The Trump administration’s other major drug-pricing idea, which also features prominently in the Pelosi bill, has been the development of an international pricing index, or IPI, for certain Medicare payments. The IPI would impose an upper limit on what Medicare would pay for products administered in physician offices, based on the prices charged in sixteen countries. In H.R. 3, the price index would set a ceiling on the prices the government negotiates with manufacturers.

Although the IPI has populist appeal, it faces substantial practical and political obstacles. For starters, there are many ways drug companies could evade the pricing restraint imposed by such a regulation. For instance, they could charge higher prices to their international customers and compensate them with discounts that are not captured in the official data used to calculate the index. They could also the delay the launch of products in IPI countries to deprive the index of relevant and necessary pricing information.

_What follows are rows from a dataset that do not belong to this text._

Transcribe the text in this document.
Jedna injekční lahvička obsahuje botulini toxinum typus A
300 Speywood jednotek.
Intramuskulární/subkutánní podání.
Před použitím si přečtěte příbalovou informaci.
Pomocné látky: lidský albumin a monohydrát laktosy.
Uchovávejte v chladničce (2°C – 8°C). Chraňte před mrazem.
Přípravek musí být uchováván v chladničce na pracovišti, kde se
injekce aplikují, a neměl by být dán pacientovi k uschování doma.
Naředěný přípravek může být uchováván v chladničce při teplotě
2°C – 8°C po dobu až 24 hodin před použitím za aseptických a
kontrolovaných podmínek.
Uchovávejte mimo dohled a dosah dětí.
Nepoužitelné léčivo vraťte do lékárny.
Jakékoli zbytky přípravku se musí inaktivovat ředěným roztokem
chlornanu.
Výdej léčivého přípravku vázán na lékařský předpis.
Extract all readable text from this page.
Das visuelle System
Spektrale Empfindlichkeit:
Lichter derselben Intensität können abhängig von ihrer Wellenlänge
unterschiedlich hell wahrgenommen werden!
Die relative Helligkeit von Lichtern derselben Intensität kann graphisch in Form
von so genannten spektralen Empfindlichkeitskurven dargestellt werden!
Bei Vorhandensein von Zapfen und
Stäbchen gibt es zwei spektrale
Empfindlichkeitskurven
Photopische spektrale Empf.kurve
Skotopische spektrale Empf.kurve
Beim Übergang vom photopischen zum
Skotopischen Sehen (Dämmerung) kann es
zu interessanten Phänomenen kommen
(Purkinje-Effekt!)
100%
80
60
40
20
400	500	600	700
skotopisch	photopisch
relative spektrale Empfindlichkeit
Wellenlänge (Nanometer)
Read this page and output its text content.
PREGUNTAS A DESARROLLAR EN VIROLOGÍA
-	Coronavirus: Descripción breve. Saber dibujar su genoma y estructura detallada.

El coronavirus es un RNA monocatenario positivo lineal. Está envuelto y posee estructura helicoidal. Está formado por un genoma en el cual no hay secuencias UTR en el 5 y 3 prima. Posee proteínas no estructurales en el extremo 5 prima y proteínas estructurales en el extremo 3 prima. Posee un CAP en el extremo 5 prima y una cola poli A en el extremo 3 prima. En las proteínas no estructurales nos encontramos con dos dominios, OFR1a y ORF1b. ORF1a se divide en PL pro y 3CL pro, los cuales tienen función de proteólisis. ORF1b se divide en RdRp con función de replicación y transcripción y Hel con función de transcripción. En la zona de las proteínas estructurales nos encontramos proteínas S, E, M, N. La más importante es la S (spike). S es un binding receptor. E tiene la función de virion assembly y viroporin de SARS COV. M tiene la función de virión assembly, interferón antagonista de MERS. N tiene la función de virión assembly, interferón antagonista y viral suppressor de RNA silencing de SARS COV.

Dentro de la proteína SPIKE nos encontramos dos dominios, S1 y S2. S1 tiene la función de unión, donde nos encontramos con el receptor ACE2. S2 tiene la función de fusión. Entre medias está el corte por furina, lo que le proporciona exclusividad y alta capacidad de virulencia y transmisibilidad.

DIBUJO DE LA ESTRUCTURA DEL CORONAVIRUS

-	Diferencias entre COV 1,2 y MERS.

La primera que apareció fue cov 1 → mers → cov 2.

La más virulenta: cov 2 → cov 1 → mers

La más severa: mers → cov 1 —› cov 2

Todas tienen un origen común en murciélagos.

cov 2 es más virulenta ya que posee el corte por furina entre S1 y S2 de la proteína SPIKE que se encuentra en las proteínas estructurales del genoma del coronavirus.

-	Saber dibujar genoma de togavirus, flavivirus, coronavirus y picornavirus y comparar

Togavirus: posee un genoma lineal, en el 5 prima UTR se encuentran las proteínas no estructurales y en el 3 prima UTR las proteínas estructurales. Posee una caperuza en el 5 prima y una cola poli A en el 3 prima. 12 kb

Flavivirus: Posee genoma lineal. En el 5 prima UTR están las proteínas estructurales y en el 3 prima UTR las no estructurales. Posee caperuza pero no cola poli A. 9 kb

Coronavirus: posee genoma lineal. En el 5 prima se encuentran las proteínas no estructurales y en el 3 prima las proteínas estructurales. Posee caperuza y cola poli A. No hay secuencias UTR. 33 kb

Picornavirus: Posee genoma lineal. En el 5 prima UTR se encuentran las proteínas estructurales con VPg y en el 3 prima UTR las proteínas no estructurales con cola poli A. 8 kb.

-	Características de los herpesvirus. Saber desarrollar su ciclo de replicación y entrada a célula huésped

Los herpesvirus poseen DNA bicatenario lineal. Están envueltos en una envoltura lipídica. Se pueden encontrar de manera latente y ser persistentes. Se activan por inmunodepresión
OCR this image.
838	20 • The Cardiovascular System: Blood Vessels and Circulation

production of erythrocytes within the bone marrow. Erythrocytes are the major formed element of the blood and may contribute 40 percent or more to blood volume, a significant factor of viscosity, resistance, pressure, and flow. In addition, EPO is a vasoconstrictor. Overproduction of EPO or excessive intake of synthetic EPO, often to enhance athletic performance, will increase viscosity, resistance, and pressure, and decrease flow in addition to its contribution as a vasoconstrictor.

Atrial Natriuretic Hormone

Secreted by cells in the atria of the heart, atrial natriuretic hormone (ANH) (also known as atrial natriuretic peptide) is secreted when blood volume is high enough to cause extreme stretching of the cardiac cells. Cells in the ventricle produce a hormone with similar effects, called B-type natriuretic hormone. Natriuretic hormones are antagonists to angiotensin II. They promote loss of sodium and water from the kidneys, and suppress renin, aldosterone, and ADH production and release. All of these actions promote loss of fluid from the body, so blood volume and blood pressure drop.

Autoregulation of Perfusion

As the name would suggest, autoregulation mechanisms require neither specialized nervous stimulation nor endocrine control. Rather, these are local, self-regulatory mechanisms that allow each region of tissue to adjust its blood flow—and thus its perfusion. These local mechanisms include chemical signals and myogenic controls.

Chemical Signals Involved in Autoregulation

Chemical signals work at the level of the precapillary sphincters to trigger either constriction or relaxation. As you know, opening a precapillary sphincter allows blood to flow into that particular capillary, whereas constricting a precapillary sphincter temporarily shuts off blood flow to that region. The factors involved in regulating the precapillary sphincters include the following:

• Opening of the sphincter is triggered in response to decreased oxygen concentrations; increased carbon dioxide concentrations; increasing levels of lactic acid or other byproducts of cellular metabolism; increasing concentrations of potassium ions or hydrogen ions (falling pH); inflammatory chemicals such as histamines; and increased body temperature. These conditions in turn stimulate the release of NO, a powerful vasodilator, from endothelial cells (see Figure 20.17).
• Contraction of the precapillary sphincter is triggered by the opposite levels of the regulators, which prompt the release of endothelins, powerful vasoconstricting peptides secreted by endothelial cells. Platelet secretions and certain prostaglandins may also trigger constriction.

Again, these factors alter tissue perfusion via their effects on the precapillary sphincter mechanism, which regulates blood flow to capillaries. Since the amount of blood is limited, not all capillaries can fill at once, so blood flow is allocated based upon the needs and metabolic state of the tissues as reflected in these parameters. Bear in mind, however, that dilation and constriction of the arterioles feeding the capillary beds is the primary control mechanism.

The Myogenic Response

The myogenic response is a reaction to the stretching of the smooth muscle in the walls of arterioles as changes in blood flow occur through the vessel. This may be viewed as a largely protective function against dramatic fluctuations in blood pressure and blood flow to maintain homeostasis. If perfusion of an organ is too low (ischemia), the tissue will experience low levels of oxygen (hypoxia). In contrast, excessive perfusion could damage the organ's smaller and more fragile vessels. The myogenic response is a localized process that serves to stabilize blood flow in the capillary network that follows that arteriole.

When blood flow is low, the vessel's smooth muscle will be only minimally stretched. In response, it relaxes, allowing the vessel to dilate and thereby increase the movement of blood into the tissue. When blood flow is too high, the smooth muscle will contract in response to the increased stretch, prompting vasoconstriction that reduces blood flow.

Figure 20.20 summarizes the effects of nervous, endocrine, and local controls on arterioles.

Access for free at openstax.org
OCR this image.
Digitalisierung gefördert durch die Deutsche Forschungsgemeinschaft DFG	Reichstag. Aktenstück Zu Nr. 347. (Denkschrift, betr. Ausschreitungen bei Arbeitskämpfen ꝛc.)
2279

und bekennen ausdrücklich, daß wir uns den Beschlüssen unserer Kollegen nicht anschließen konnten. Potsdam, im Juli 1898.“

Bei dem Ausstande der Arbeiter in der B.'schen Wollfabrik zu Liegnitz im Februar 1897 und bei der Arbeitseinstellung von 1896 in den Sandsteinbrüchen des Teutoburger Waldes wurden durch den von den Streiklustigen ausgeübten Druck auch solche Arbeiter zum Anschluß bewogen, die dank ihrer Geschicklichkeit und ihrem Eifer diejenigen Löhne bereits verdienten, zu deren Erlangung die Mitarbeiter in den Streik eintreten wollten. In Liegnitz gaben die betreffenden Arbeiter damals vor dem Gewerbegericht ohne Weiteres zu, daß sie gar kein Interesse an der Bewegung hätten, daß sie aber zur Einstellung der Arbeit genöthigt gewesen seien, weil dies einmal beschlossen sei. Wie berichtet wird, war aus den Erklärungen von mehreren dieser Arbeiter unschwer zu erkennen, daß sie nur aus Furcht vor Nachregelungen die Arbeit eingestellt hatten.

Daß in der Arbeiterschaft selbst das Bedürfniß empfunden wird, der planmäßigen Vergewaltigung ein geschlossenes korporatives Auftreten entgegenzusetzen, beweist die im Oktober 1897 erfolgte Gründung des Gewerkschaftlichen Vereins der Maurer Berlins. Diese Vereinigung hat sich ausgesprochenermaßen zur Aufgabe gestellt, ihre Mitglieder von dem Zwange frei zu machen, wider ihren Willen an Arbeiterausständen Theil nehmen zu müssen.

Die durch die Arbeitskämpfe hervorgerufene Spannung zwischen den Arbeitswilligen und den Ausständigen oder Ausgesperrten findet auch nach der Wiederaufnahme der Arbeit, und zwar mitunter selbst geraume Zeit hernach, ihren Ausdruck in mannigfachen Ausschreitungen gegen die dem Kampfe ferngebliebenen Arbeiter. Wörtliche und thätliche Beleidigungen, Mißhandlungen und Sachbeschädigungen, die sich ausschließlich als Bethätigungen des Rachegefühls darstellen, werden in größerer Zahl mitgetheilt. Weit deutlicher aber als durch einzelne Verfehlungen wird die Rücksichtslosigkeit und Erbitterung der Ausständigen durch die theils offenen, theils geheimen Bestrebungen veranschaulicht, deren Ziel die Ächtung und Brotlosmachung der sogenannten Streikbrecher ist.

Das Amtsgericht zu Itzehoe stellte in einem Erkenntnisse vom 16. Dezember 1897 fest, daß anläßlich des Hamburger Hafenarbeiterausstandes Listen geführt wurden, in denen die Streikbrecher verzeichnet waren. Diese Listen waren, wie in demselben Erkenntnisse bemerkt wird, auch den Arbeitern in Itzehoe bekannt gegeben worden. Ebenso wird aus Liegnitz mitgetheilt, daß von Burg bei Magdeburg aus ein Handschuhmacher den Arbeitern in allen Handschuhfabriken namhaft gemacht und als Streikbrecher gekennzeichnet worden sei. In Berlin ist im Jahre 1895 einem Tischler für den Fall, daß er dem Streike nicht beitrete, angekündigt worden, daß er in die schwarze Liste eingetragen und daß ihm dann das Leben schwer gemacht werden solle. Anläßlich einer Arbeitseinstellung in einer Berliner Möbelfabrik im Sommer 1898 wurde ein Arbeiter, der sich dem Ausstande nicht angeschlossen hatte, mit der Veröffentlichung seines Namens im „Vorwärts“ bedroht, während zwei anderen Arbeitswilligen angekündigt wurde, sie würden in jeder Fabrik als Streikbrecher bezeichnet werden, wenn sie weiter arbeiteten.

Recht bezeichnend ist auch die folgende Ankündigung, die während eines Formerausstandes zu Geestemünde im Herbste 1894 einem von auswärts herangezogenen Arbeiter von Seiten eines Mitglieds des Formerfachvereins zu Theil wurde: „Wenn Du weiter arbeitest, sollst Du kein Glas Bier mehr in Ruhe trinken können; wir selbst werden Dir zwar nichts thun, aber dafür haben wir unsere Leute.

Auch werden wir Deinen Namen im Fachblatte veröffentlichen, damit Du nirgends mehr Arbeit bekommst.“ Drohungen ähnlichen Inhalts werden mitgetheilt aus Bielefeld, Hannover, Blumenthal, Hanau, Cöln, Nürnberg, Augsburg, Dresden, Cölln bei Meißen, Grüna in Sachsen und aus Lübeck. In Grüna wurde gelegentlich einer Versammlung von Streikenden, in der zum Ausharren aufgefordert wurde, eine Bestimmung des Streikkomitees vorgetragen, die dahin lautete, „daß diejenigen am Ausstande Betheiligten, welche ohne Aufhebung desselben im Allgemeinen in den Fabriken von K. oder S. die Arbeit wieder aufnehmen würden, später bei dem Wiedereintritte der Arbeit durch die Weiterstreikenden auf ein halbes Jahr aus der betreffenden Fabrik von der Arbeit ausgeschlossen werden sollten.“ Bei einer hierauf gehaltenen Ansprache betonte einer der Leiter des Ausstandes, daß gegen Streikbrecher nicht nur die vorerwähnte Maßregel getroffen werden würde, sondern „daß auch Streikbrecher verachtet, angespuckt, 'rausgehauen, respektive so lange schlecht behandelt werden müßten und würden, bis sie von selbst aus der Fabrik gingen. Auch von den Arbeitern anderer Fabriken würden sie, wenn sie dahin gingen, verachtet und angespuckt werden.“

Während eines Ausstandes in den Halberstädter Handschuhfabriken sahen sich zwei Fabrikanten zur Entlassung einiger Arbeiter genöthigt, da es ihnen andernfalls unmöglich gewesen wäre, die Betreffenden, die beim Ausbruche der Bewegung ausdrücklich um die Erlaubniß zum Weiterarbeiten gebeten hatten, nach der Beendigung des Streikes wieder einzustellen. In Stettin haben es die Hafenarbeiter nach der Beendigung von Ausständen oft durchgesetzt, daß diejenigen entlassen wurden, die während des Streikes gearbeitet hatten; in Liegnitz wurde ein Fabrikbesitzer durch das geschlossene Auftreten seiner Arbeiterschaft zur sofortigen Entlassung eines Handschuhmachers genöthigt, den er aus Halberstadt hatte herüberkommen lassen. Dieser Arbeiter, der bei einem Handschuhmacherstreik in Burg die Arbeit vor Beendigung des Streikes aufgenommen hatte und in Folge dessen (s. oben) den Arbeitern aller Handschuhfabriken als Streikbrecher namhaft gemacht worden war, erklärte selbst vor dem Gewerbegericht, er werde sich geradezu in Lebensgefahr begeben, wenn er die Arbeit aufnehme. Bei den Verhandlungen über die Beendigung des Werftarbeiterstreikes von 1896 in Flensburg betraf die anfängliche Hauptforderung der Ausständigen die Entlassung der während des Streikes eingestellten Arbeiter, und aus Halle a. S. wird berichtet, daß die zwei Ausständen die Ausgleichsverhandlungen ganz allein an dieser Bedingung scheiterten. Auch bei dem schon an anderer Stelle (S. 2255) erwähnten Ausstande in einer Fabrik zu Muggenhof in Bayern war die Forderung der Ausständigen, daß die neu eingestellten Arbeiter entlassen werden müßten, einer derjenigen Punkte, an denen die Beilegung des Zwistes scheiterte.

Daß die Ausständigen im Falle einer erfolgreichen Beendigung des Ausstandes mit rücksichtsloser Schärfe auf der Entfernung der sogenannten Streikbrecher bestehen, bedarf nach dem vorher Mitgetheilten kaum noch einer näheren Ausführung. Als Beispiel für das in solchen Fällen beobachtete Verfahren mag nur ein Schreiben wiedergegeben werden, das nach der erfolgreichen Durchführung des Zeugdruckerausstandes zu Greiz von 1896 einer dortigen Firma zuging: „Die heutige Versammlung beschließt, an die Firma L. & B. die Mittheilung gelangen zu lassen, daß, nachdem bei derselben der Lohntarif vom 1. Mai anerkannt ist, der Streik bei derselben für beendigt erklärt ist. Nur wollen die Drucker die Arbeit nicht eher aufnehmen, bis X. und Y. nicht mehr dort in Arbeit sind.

Republican opposition to the IPI, and the many operational difficulties that would hinder its effectiveness, have delayed its implementation. The administration released an advance notice of rulemaking for the IPI more than a year ago, in October 2018, but it has yet to release a follow-up proposed rule outlining exactly how it would proceed. A final rule is therefore months away, at a minimum, with implementation, if it ever occurs, well beyond the time frame of the 2020 election.

Even though the impeachment battle and the 2020 election calendar are likely to push aside most opportunities for serious policy-making in the coming months, it remains possible that a bipartisan drug pricing bill will emerge from Congress, for which Trump could claim some credit. But even if it does, it will be a far less sweeping plan than what he endorsed as a candidate, with incremental steps that correct some glaring problems in today’s market along with a partial redesign of Part D to improve the incentives for price restraint beyond the benefit’s catastrophic threshold. In a normal presidency, this would be a solid victory, although one with limited political value because of the modest effects it would have on the prices consumers pay.

Trump’s problem is that he promised voters the moon—i.e., visible and immediate price reductions—and there’s no possibility of him making good on that commitment. His Democratic opponent is sure to highlight the failure.